En effet, quand la France intervenait à la demande du Mali en 2012 pour contrer l’avancée des groupes terroristes sous l’égide des Nations Unies, l’objectif était de combattre le terrorisme afin de permettre le dialogue entre le gouvernement malien et les groupes rebelles. Ce qui a permis le pays de retrouver une bonne partie des régions occupées et de signer un accord pour les pourparlers de la paix à Ouagadougou. Grâce à cet accord, l’élection présidentielle de 2013 a eu lieu.

Ensuite, la MINUSMA prit la relève avec une mission multidimensionnelle. Ce qui signifie que son domaine d’intervention n’est pas seulement sécuritaire, mais aussi politique, économique et culturel. Elle a assuré la stabilité politique du pays à travers la signature de l’accord pour la paix et la réconciliation de 2015 et la bonne tenue de l’élection présidentielle de 2018. Quant à la stabilité sécuritaire, elle est une force d’interposition et non une force qui aide l’armée nationale à combattre les groupes rebelles. Le volet de lutte contre le terrorisme est assuré par l’opération Barkhane et le G5 Sahel.

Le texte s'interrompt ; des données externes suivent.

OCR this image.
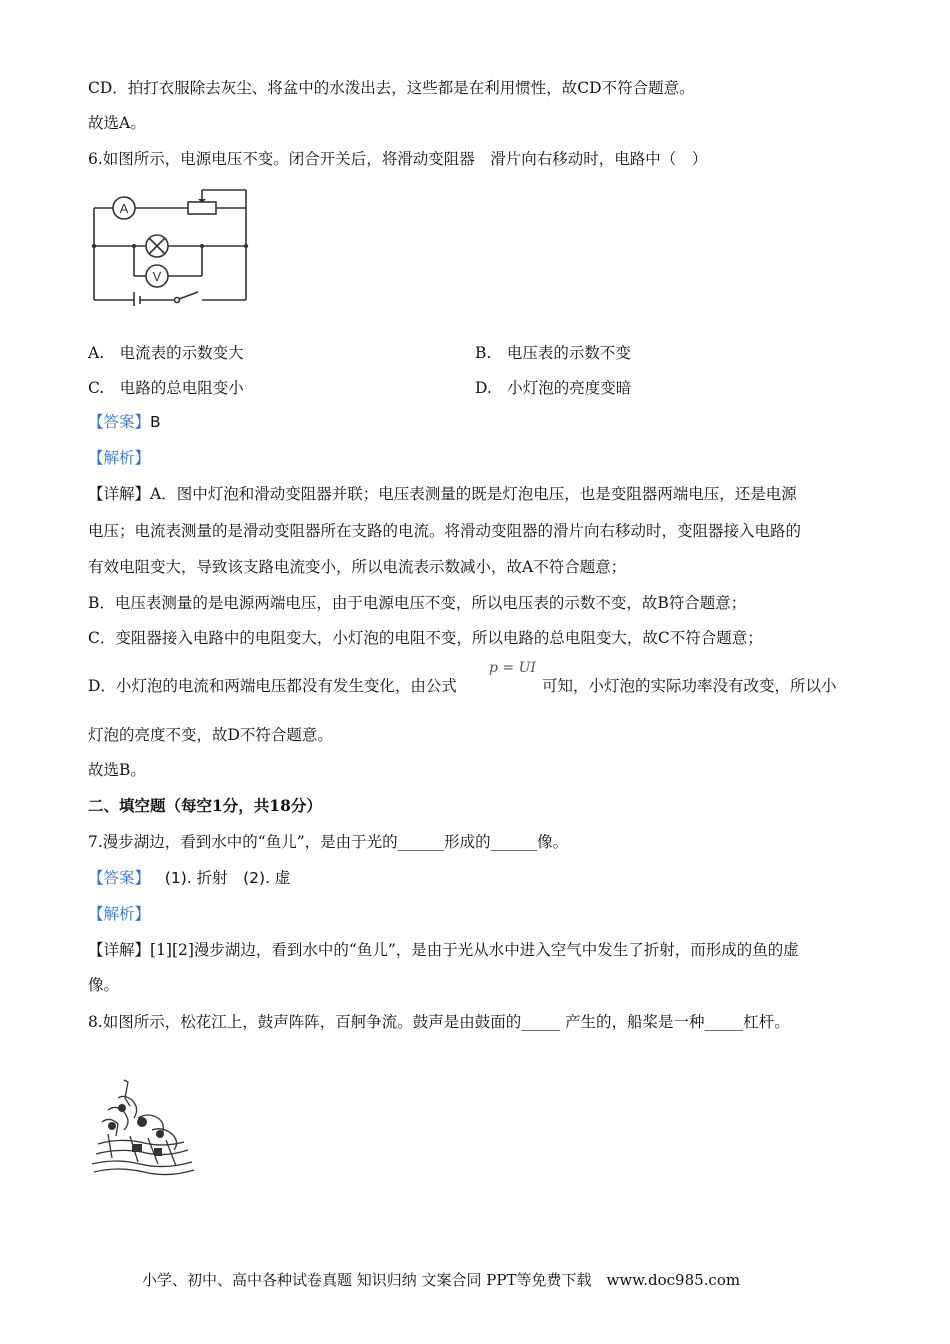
CD．拍打衣服除去灰尘、将盆中的水泼出去，这些都是在利用惯性，故CD不符合题意。
故选A。
6.如图所示，电源电压不变。闭合开关后，将滑动变阻器　滑片向右移动时，电路中（　）
A
V
A.　电流表的示数变大	B.　电压表的示数不变
C.　电路的总电阻变小	D.　小灯泡的亮度变暗
【答案】B
【解析】
【详解】A．图中灯泡和滑动变阻器并联；电压表测量的既是灯泡电压，也是变阻器两端电压，还是电源
电压；电流表测量的是滑动变阻器所在支路的电流。将滑动变阻器的滑片向右移动时，变阻器接入电路的
有效电阻变大，导致该支路电流变小，所以电流表示数减小，故A不符合题意；
B．电压表测量的是电源两端电压，由于电源电压不变，所以电压表的示数不变，故B符合题意；
C．变阻器接入电路中的电阻变大，小灯泡的电阻不变，所以电路的总电阻变大，故C不符合题意；
D．小灯泡的电流和两端电压都没有发生变化，由公式
p = UI
可知，小灯泡的实际功率没有改变，所以小
灯泡的亮度不变，故D不符合题意。
故选B。
二、填空题（每空1分，共18分）
7.漫步湖边，看到水中的“鱼儿”，是由于光的______形成的______像。
【答案】 (1). 折射　(2). 虚
【解析】
【详解】[1][2]漫步湖边，看到水中的“鱼儿”，是由于光从水中进入空气中发生了折射，而形成的鱼的虚
像。
8.如图所示，松花江上，鼓声阵阵，百舸争流。鼓声是由鼓面的_____ 产生的，船桨是一种_____杠杆。
小学、初中、高中各种试卷真题 知识归纳 文案合同 PPT等免费下载　www.doc985.com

Le mandat de la MINUSMA consiste aussi à signaler les éventuels cas de violations des droits humains. C’est pourquoi, elle fait périodiquement des rapports sur l’état des droits humains au Mali. Ce qui permet non seulement de dissuader les présumés responsables, mais aussi et surtout de faciliter une éventuelle enquête de la juridiction pénale internationale.

Comprenons-nous alors que le bilan de la présence des forces étrangères au Mali est mitigé. Beaucoup ont été faits, tout comme beaucoup restent à faire. D’ailleurs, ce n’est pas à la communauté internationale de se substituer à l’Etat malien. Quelle que soit l’ampleur de la mobilisation internationale, l’Etat est et reste le seul acteur principal des problèmes qui pèsent sur lui.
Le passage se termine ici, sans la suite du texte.